Brendan wrote:
Hi,
For chess, "strategy" is mostly basic game theory. Start by analysing the board and giving it a rating (e.g. maybe based on how defended/exposed your pieces are, how defended/exposed your opponents pieces are, how many of your opponents pieces can be attacked, how many of your pieces opponents can attacked, and possibly with an underlying "this type of piece is worth this many points" system). Then for each move you can make, see if it improves the board rating, recursively (e.g. for each move you can make, for each response opponent can make, for each move you'd be able to make after that, ..). Finally make the move that improves the board rating the most.
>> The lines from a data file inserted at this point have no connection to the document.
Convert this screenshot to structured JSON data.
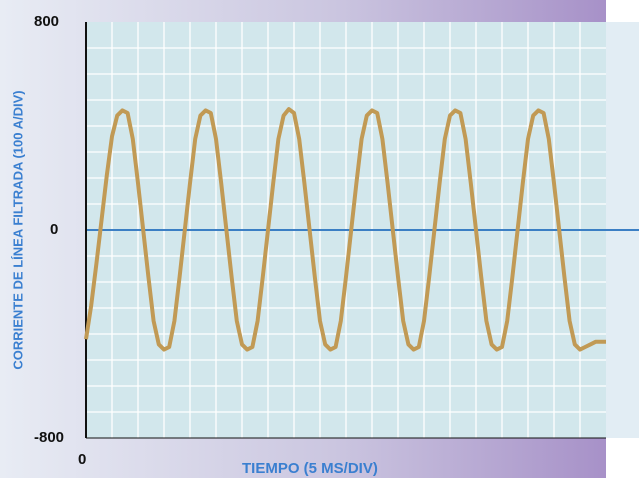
{
  "chart_data": {
    "type": "line",
    "title": "",
    "xlabel": "TIEMPO (5 MS/DIV)",
    "ylabel": "CORRIENTE DE LÍNEA FILTRADA (100 A/DIV)",
    "y_tick_labels": [
      "800",
      "0",
      "-800"
    ],
    "x_tick_labels": [
      "0"
    ],
    "ylim": [
      -800,
      800
    ],
    "xlim": [
      0,
      100
    ],
    "x_unit": "ms",
    "grid": true,
    "colors": {
      "waveform": "#c19a55",
      "zero_line": "#3b7fc4",
      "plot_bg": "#d2e7ec",
      "grid": "#ffffff",
      "axis_title": "#3a7fd0"
    },
    "series": [
      {
        "values_x": [
          0,
          1,
          2,
          3,
          4,
          5,
          6,
          7,
          8,
          9,
          10,
          11,
          12,
          13,
          14,
          15,
          16,
          17,
          18,
          19,
          20,
          21,
          22,
          23,
          24,
          25,
          26,
          27,
          28,
          29,
          30,
          31,
          32,
          33,
          34,
          35,
          36,
          37,
          38,
          39,
          40,
          41,
          42,
          43,
          44,
          45,
          46,
          47,
          48,
          49,
          50,
          51,
          52,
          53,
          54,
          55,
          56,
          57,
          58,
          59,
          60,
          61,
          62,
          63,
          64,
          65,
          66,
          67,
          68,
          69,
          70,
          71,
          72,
          73,
          74,
          75,
          76,
          77,
          78,
          79,
          80,
          81,
          82,
          83,
          84,
          85,
          86,
          87,
          88,
          89,
          90,
          91,
          92,
          93,
          94,
          95,
          96,
          97,
          98,
          99,
          100
        ],
        "values_y": [
          -420,
          -290,
          -130,
          40,
          210,
          360,
          440,
          460,
          450,
          350,
          180,
          0,
          -180,
          -350,
          -440,
          -460,
          -450,
          -350,
          -180,
          0,
          180,
          350,
          440,
          460,
          450,
          350,
          180,
          0,
          -180,
          -350,
          -440,
          -460,
          -450,
          -350,
          -180,
          0,
          180,
          350,
          440,
          465,
          450,
          350,
          180,
          0,
          -180,
          -350,
          -440,
          -460,
          -450,
          -350,
          -180,
          0,
          180,
          350,
          440,
          460,
          450,
          350,
          180,
          0,
          -180,
          -350,
          -440,
          -460,
          -450,
          -350,
          -180,
          0,
          180,
          350,
          440,
          460,
          450,
          350,
          180,
          0,
          -180,
          -350,
          -440,
          -460,
          -450,
          -350,
          -180,
          0,
          180,
          350,
          440,
          460,
          450,
          350,
          180,
          0,
          -180,
          -350,
          -440,
          -460,
          -450,
          -440,
          -430,
          -430,
          -430
        ]
      }
    ]
  }
}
Of course when computers do it it's typically "brute force search with optimisations";
I think the new "generation" of AI chess algorithms are a little different. Rather than pre-defining the "weight" of the pieces and the squares, I think they look at the board more like a bitmap image, and break it down into patterns, kind of like a facial-recognition, or object-recognition algorithm.
Here's a high level overview:
https://www.sciencealert.com/it-took-4- ... -alphazeroBut essentially the bottom line is that the new AI designs do not assign any "values" at all. They let the AI come up with it's own solutions. And the game that it's playing doesn't really matter. It would learn chess and checkers just as well, with no code changes. (Other than maybe the rules of the game.)